Arrays and Structs¶

Arrays¶

In most real world programs, we are less interested in storing a single number at a time and more interested in storing a sequence of numbers. The easiest way to store more than one number is to just stick them next to each other in memory. A region of memory which holds a sequence of values of the same type is called an “array”. In memory, the array of 1 byte integers [108, 109, 97, 111] would look like:

In order to access the elements of the array, we would just add the offset to the base address of the array. This is where the 0-indexed convention for lists comes from, the first element is 0 elements away from the start.

The advantage of packing the elements next to each other in this way is that we can now refer to the entire sequence with just a pointer to the first element. This means that we can semantically move a lot of data just by moving a single integer.

Multi-Byte Values in Arrays¶

Arrays may contain multi-byte values. Just like arrays of single-byte values, the elements are laid out next to each other in memory.

In order to access element \(n\) of an array at address \(p\) with elements of size \(s\) we just read the value at the address: \(p + sn\).

Structs¶

Another common low-level data structure is called a “struct”, short for “structure”. Structures are a fixed length, ordered collection of potentially different types of values. A structure works similar to an array, where we just pack the values next to each other in memory. Structures are useful because, just like with arrays, they allow us to semantically move many related values with a single pointer.

Imagine we want to represent a structure with the following fields:

{
    int32 a;
    int8 b;
    int16 c;
}

The memory for a single instance of this struct may look like:

Just like we can compute the address of any given element in an array from the address of the first value and the index, we can compute the address of any member of the structure from just the first value. Instead of accounting for an index, we just need to know through some side-channel method what the expected offset is. The idea is that if we lay out the data at a particular offset from the first element when we write it, then code that requires just the c field can be hard coded to read \(p + 6\) and the value will be there. There is nothing that enforces that this is true, it is just a convention for arranging memory.

The reason that the 6th byte is unused is that we may want to keep all of our int16 (2 byte integer) values at an address that is a multiple of 2. Some hardware operations are faster when reading values that are “aligned” to a multiple of their size. We will discuss this more later.

Multi-Dimensional Arrays¶

Memory is intrinsically one dimensional because the machine natively addresses memory with a scalar integer. Therefore, in order to store a semantically multi-dimensional array we need to store some flattening of the data and design a mapping from coordinate to a single address. The general way to do this is to think of a multi-dimensional array as an “array of arrays”, or an array whose elements are themselves arrays. An array just stores its values one after the other in memory, so a multi-dimensional array can be stored by laying out a sequence of arrays of progressively smaller dimensionality.

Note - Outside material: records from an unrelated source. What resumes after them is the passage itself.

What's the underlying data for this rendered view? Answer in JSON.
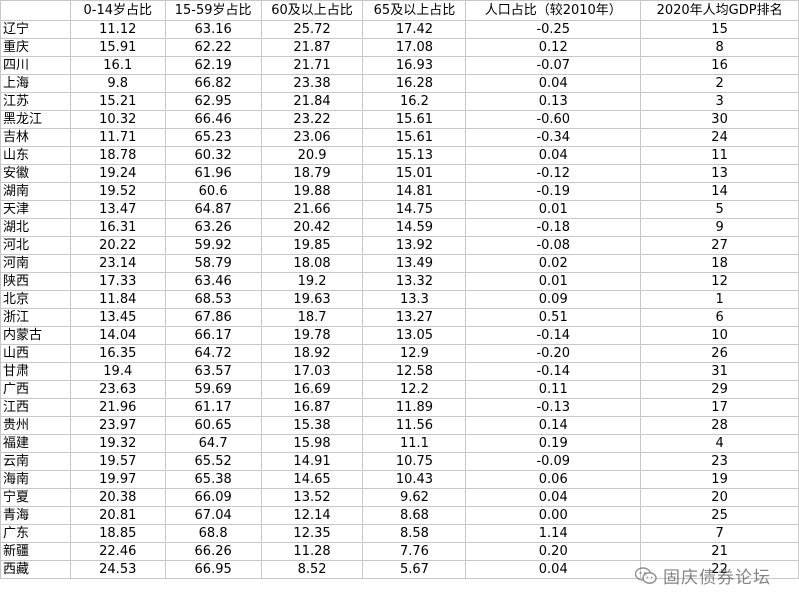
{
  "headers": [
    "",
    "0-14岁占比",
    "15-59岁占比",
    "60及以上占比",
    "65及以上占比",
    "人口占比（较2010年）",
    "2020年人均GDP排名"
  ],
  "rows": [
    {
      "name": "辽宁",
      "a": "11.12",
      "b": "63.16",
      "c": "25.72",
      "d": "17.42",
      "e": "-0.25",
      "f": "15"
    },
    {
      "name": "重庆",
      "a": "15.91",
      "b": "62.22",
      "c": "21.87",
      "d": "17.08",
      "e": "0.12",
      "f": "8"
    },
    {
      "name": "四川",
      "a": "16.1",
      "b": "62.19",
      "c": "21.71",
      "d": "16.93",
      "e": "-0.07",
      "f": "16"
    },
    {
      "name": "上海",
      "a": "9.8",
      "b": "66.82",
      "c": "23.38",
      "d": "16.28",
      "e": "0.04",
      "f": "2"
    },
    {
      "name": "江苏",
      "a": "15.21",
      "b": "62.95",
      "c": "21.84",
      "d": "16.2",
      "e": "0.13",
      "f": "3"
    },
    {
      "name": "黑龙江",
      "a": "10.32",
      "b": "66.46",
      "c": "23.22",
      "d": "15.61",
      "e": "-0.60",
      "f": "30"
    },
    {
      "name": "吉林",
      "a": "11.71",
      "b": "65.23",
      "c": "23.06",
      "d": "15.61",
      "e": "-0.34",
      "f": "24"
    },
    {
      "name": "山东",
      "a": "18.78",
      "b": "60.32",
      "c": "20.9",
      "d": "15.13",
      "e": "0.04",
      "f": "11"
    },
    {
      "name": "安徽",
      "a": "19.24",
      "b": "61.96",
      "c": "18.79",
      "d": "15.01",
      "e": "-0.12",
      "f": "13"
    },
    {
      "name": "湖南",
      "a": "19.52",
      "b": "60.6",
      "c": "19.88",
      "d": "14.81",
      "e": "-0.19",
      "f": "14"
    },
    {
      "name": "天津",
      "a": "13.47",
      "b": "64.87",
      "c": "21.66",
      "d": "14.75",
      "e": "0.01",
      "f": "5"
    },
    {
      "name": "湖北",
      "a": "16.31",
      "b": "63.26",
      "c": "20.42",
      "d": "14.59",
      "e": "-0.18",
      "f": "9"
    },
    {
      "name": "河北",
      "a": "20.22",
      "b": "59.92",
      "c": "19.85",
      "d": "13.92",
      "e": "-0.08",
      "f": "27"
    },
    {
      "name": "河南",
      "a": "23.14",
      "b": "58.79",
      "c": "18.08",
      "d": "13.49",
      "e": "0.02",
      "f": "18"
    },
    {
      "name": "陕西",
      "a": "17.33",
      "b": "63.46",
      "c": "19.2",
      "d": "13.32",
      "e": "0.01",
      "f": "12"
    },
    {
      "name": "北京",
      "a": "11.84",
      "b": "68.53",
      "c": "19.63",
      "d": "13.3",
      "e": "0.09",
      "f": "1"
    },
    {
      "name": "浙江",
      "a": "13.45",
      "b": "67.86",
      "c": "18.7",
      "d": "13.27",
      "e": "0.51",
      "f": "6"
    },
    {
      "name": "内蒙古",
      "a": "14.04",
      "b": "66.17",
      "c": "19.78",
      "d": "13.05",
      "e": "-0.14",
      "f": "10"
    },
    {
      "name": "山西",
      "a": "16.35",
      "b": "64.72",
      "c": "18.92",
      "d": "12.9",
      "e": "-0.20",
      "f": "26"
    },
    {
      "name": "甘肃",
      "a": "19.4",
      "b": "63.57",
      "c": "17.03",
      "d": "12.58",
      "e": "-0.14",
      "f": "31"
    },
    {
      "name": "广西",
      "a": "23.63",
      "b": "59.69",
      "c": "16.69",
      "d": "12.2",
      "e": "0.11",
      "f": "29"
    },
    {
      "name": "江西",
      "a": "21.96",
      "b": "61.17",
      "c": "16.87",
      "d": "11.89",
      "e": "-0.13",
      "f": "17"
    },
    {
      "name": "贵州",
      "a": "23.97",
      "b": "60.65",
      "c": "15.38",
      "d": "11.56",
      "e": "0.14",
      "f": "28"
    },
    {
      "name": "福建",
      "a": "19.32",
      "b": "64.7",
      "c": "15.98",
      "d": "11.1",
      "e": "0.19",
      "f": "4"
    },
    {
      "name": "云南",
      "a": "19.57",
      "b": "65.52",
      "c": "14.91",
      "d": "10.75",
      "e": "-0.09",
      "f": "23"
    },
    {
      "name": "海南",
      "a": "19.97",
      "b": "65.38",
      "c": "14.65",
      "d": "10.43",
      "e": "0.06",
      "f": "19"
    },
    {
      "name": "宁夏",
      "a": "20.38",
      "b": "66.09",
      "c": "13.52",
      "d": "9.62",
      "e": "0.04",
      "f": "20"
    },
    {
      "name": "青海",
      "a": "20.81",
      "b": "67.04",
      "c": "12.14",
      "d": "8.68",
      "e": "0.00",
      "f": "25"
    },
    {
      "name": "广东",
      "a": "18.85",
      "b": "68.8",
      "c": "12.35",
      "d": "8.58",
      "e": "1.14",
      "f": "7"
    },
    {
      "name": "新疆",
      "a": "22.46",
      "b": "66.26",
      "c": "11.28",
      "d": "7.76",
      "e": "0.20",
      "f": "21"
    },
    {
      "name": "西藏",
      "a": "24.53",
      "b": "66.95",
      "c": "8.52",
      "d": "5.67",
      "e": "0.04",
      "f": "22"
    }
  ],
  "watermark": {
    "text": "固庆债券论坛",
    "icon": "wechat-icon"
  },
  "colors": {
    "negative": "#ff0000",
    "grid": "#c8c8c8",
    "text": "#000000"
  }
}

For example, let’s consider a 2d array of shape (6, 3), or 6 rows by 3 columns:

There are two ways we can define this as an “array of arrays”:

a length 6 array of length 3 arrays, a collection of rows
a length 3 array of length 6 arrays, a collection of columns

Row Order¶

Row order is where the array is arranged in memory as a collection of rows. This is also called “C order” because the C programming language often uses arrays arranged this way.

The formula to get element \((r, c)\) is:

\[getitem(r, c) = r * Num Columns + c\]

Column Order¶

Column order is where the array is arranged in memory as a collection of columns. This is also called “F order” or “Fortran” order because the Fortran programming language often used arrays arranged in this way.

The formula to get element \((r, c)\) is:

\[getitem(r, c) = c * Num Rows + r\]

Warning

Be careful not to confuse “C order” with column order, they are opposites!